Das Spicken mit Speck ist nicht erforderlich, die Einstiche mit der Spicknadel
können die Fleischfasern
verletzen und den Braten trocken werden lassen. Selbst ein Abdecken mit
- möglichst nicht gepökeltem - Speck ist nicht unbedingt nötig und bei
Wildschwein-Fleisch überflüssig.
Beizen
Dank der modernen Kühl- und
Tiefgefriertechnik hat Wild heute keinen "Hautgout" mehr, d.h. es
wird nicht mehr so lange "abgehangen", bis es riecht. Ein Verfahren,
das eher auf mangelnde Kühlmöglichkeiten früherer Jahre zurückzuführen ist
und weniger dem Ziel der
Geschmacksverbesserung diente. Entsprechend entfällt auch das früher
obligatorische mehrtägige "Beizen" mit Rotwein-Gewürz-Sud, mit dem
der Geruch und Geschmack des "Hautgout" überdeckt werden konnte
(Neben-Tipp: Sauerbraten besser selbst einlegen!).
Wenn überhaupt gewünscht, eignet sich zur Aromatisierung oder zum Abschwächen
des Wildgeschmacks das wenige Stunden bis zu einem Tag dauernde Einlegen von
kleinen Stücken "Kurzgebratenem" in Rotwein, Buttermilch oder eine
würzige Ölmarinade.
"Rare" bis "Well done"
Ob Sie den Wildbraten "durch" gebraten oder lieber "rosa"

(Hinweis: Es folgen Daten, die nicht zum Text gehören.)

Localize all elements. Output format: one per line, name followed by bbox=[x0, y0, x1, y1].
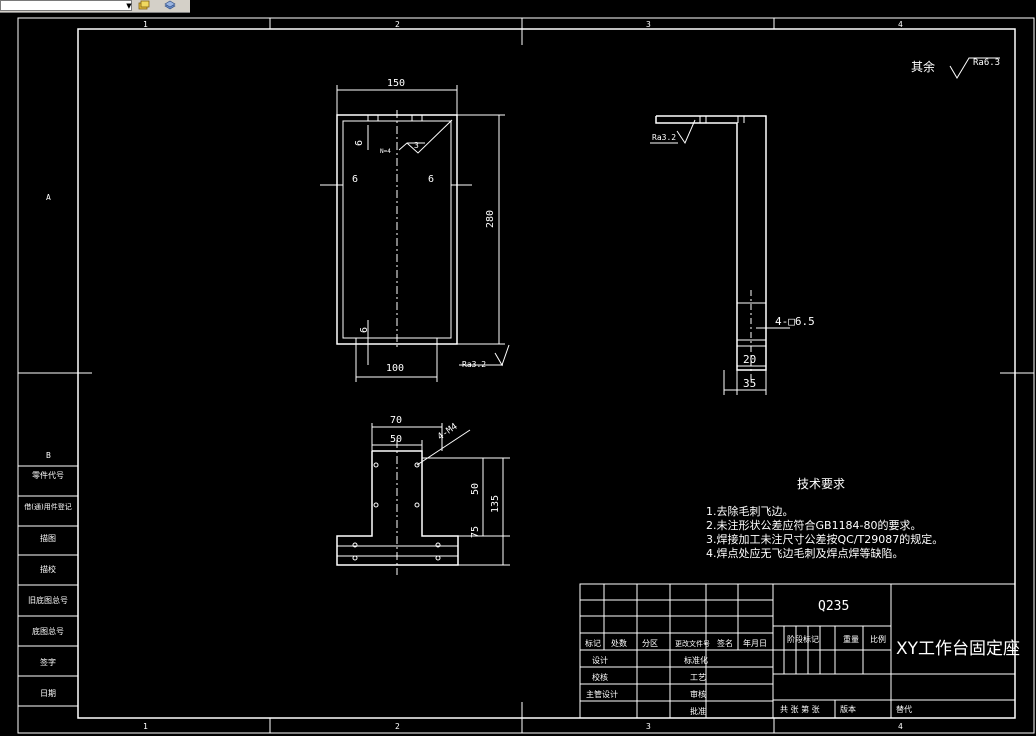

genießen, ist nicht nur eine Geschmacksfrage: vorsichtige Leute, die sonst
nur durchgebratenes Fleisch essen, können dies auch beim Wild machen. Wer sein
Rinder-Filetsteak auch sonst "blutig" mag, wird auch vom
entsprechenden Hirschsteak nicht enttäuscht sein.
Getränke
Klassisch und edel gehört ein kräftiger, körperreicher Qualitäts-Rotwein
zum Wildessen. Verwenden Sie zum Kochen und für die Sauce keinen schlechterer
Qualität. Natürlich schmeckt auch ein frisches, malziges Bier dazu, dunkle
Biere - insbesondere aus Hamburg - verdienen eine besondere Empfehlung. 
Die besonderen Tipps
Wild und Fisch schmecken einzigartig, wenn sie auf The Hamburg Plank
zubereitet werden. In Alaska - an der Pazifikküste Nordamerikas - entdeckten vor langer Zeit die Indianer den besonderen Geschmack:
eine hölzerne Planke, auf
der im Backofen
oder auf dem Grill draußen gebraten oder gegrillt, die natürlichen Aromastoffe des Holzes
den Gerichten einen unnachahmlichen Geschmack von sanft bis rauchig verleihen. Hier
finden Sie weitere Informationen und Rezepte zu einem in Europa neuen, aber tatsächlich uralt-exklusiven Produkt aus
heimischer, garantiert unbehandelter "Western Red Cedar" aus zertifizierter, nachhaltiger Forstwirtschaft, das Sie nur beim Forstamt Hamburg
kaufen können: The
Hamburg Plank.
Die folgenden Rezepte eignen sich auch hervorragend für
unser Galloway-Rindfleisch aus dem
Duvenstedter Brook. Dieses Bio-Produkt verkaufen wir gut abgehangen zu mehreren
Schlachtterminen, nähere Informationen gibt es hier.
Kombiniert mit Suppen und
Salaten aus Wildkräutern können Sie ein Menü zusammenstellen, das
gesund, exklusiv und einmalig im Geschmack ist.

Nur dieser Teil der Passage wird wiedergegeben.